Iris Murdoch was born in Dublin, Ireland on 15 Jul 1919. When she was very young Iris and her parents moved to London, England, and Iris studied at Froebel and Badminton Schools. She followed this with studies in classics, ancient history and philosophy at Oxford, and further study at Cambridge. During the war years Iris worked for the Treasury in London, and then joined the UNRRA providing relief in formerly occupied countries in Europe. In 1948 she became a fellow of St Anne's College, Oxford, where she taught and researched philosophy.
Iris Murdoch wrote a number of tracts on philosophy, however it is for her novels that she is best known. She wrote 26 novels in total, her first being 'Under the Net' published in 1954. Other notable works include 'The Bell' and 'The Sea, the Sea', for which she won the Booker Prize. Her last novel, 'Jackson's Dilemma', was published in 1995.

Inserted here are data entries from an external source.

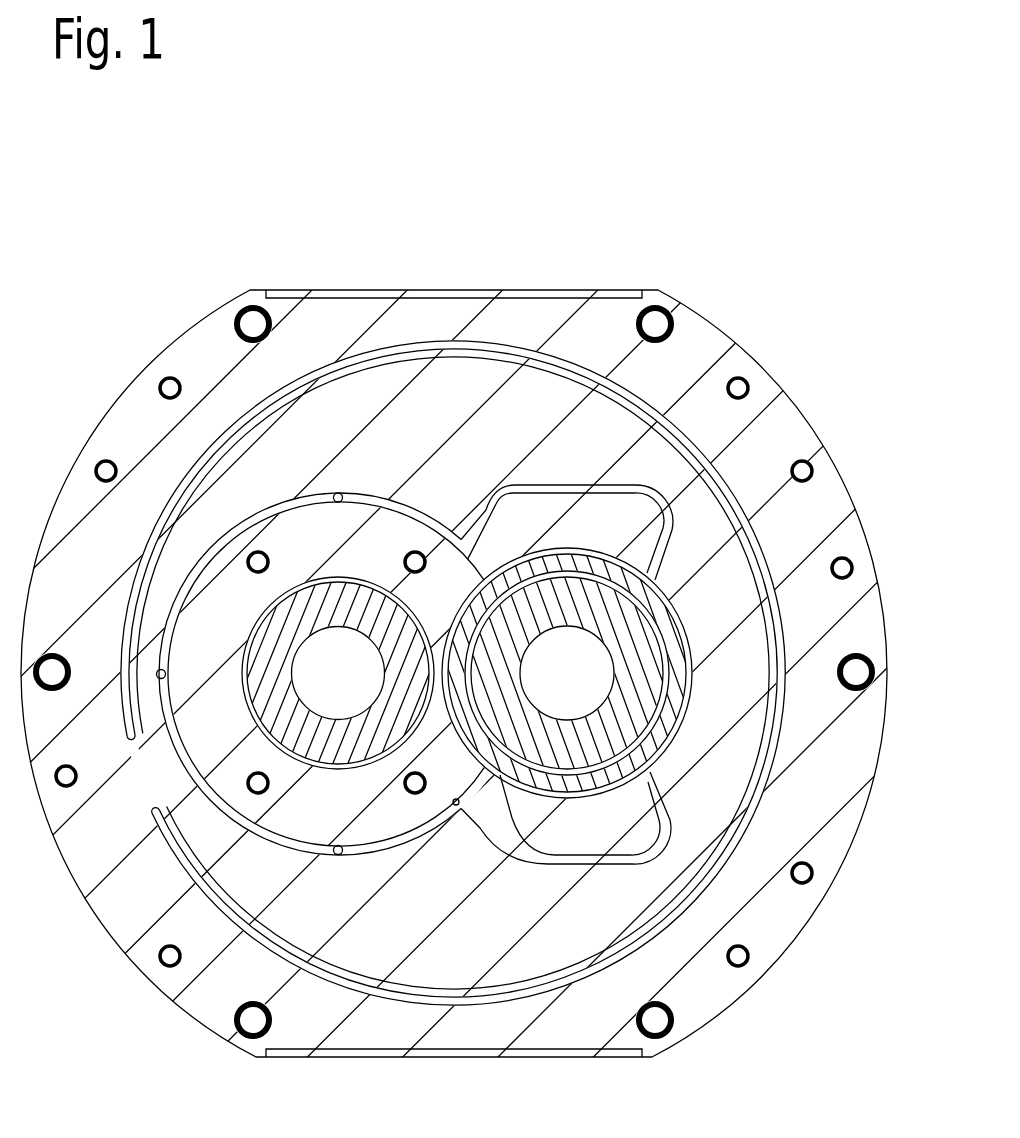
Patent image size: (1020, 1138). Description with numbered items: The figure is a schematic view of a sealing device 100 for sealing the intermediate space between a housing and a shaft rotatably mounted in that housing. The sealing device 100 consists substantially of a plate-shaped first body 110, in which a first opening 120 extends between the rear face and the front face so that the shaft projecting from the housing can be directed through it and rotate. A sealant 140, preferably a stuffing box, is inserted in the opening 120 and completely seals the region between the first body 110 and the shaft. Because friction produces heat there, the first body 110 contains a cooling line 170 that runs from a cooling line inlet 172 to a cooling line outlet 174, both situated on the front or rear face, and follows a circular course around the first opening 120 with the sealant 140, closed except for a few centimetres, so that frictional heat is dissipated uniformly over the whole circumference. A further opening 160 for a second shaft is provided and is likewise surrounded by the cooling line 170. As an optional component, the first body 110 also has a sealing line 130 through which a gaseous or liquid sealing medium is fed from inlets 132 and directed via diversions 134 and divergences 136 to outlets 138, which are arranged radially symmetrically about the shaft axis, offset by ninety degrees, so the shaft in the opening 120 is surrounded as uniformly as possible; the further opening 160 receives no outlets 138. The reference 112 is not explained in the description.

The sealing device 100 is at (553, 163).
The first body 110 is at (200, 325).
The housing body section 112 is at (780, 440).
The first opening 120 is at (608, 588).
The sealing line 130 is at (556, 489).
The inlets 132 is at (345, 497).
The diversions 134 is at (650, 822).
The divergences 136 is at (457, 804).
The outlets 138 is at (665, 570).
The sealant 140 is at (685, 683).
The further opening 160 is at (377, 592).
The cooling line 170 is at (763, 790).
The cooling line inlet 172 is at (135, 734).
The cooling line outlet 174 is at (160, 810).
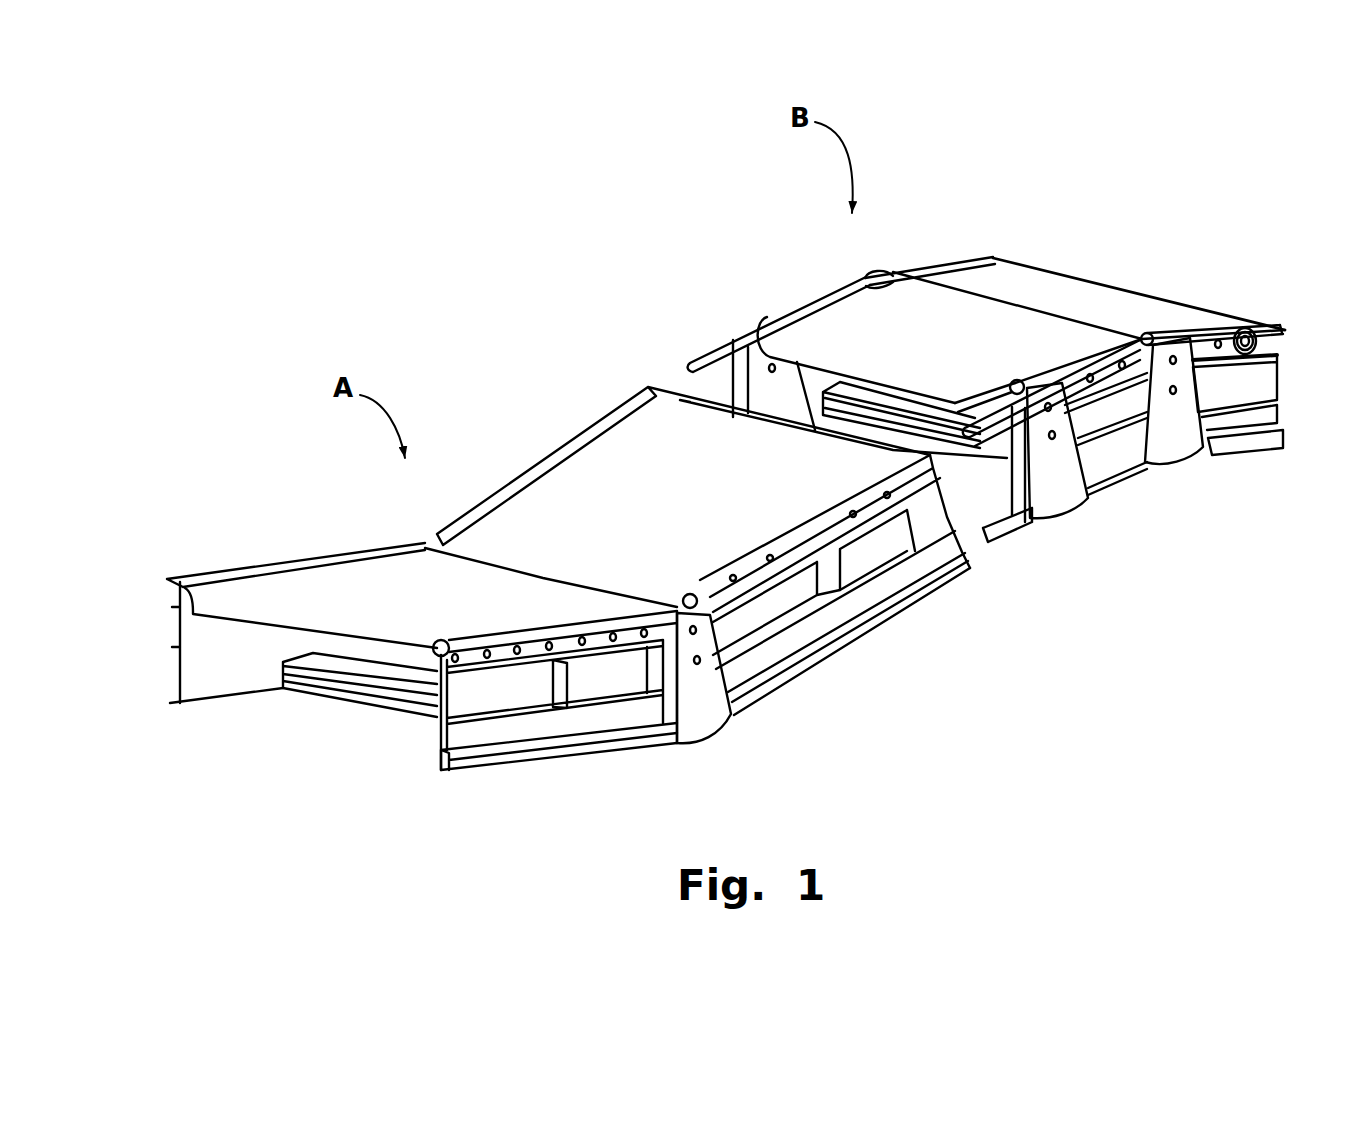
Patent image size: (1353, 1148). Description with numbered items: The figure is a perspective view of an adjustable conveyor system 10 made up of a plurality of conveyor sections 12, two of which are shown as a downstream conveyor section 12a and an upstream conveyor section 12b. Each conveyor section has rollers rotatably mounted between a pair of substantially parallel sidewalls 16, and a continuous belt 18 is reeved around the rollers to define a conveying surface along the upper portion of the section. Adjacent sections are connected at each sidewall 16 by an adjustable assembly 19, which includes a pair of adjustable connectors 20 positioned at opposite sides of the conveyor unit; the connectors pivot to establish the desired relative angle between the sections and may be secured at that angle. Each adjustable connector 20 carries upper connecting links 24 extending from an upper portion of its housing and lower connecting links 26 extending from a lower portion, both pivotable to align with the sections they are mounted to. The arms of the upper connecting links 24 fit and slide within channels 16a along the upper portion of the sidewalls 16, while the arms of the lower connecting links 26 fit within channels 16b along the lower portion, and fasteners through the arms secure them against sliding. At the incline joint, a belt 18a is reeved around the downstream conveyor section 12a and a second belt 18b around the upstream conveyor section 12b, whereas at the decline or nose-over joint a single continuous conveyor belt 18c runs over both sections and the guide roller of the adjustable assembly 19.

The adjustable conveyor system 10 is at (705, 513).
The conveyor section 12 is at (705, 513).
The downstream conveyor section 12a is at (573, 777).
The upstream conveyor section 12b is at (913, 601).
The sidewall 16 is at (705, 588).
The upper channel 16a is at (177, 582).
The lower channel 16b is at (177, 700).
The continuous belt 18 is at (735, 404).
The downstream conveyor belt 18a is at (383, 570).
The upstream conveyor belt 18b is at (613, 452).
The single continuous conveyor belt 18c is at (1102, 288).
The adjustable assembly 19 is at (688, 745).
The adjustable connector 20 is at (730, 390).
The upper connecting link 24 is at (697, 365).
The lower connecting link 26 is at (997, 548).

In her youth Iris Murdoch had relationships with a number of individuals. She met author and scholar John Bayley while at Oxford, and they married in 1956. She wrote to a great number of people and maintained friendships in this way.
Later in life Iris Murdoch was diagnosed with Alzheimers disease, the first effects of which she had attributed to writer's block. She died in 1999.
Anne Rowe is a scholar with expertise in Iris Murdoch who was previously based at Kingston University. She is the author of several books on Iris Murdoch and her work.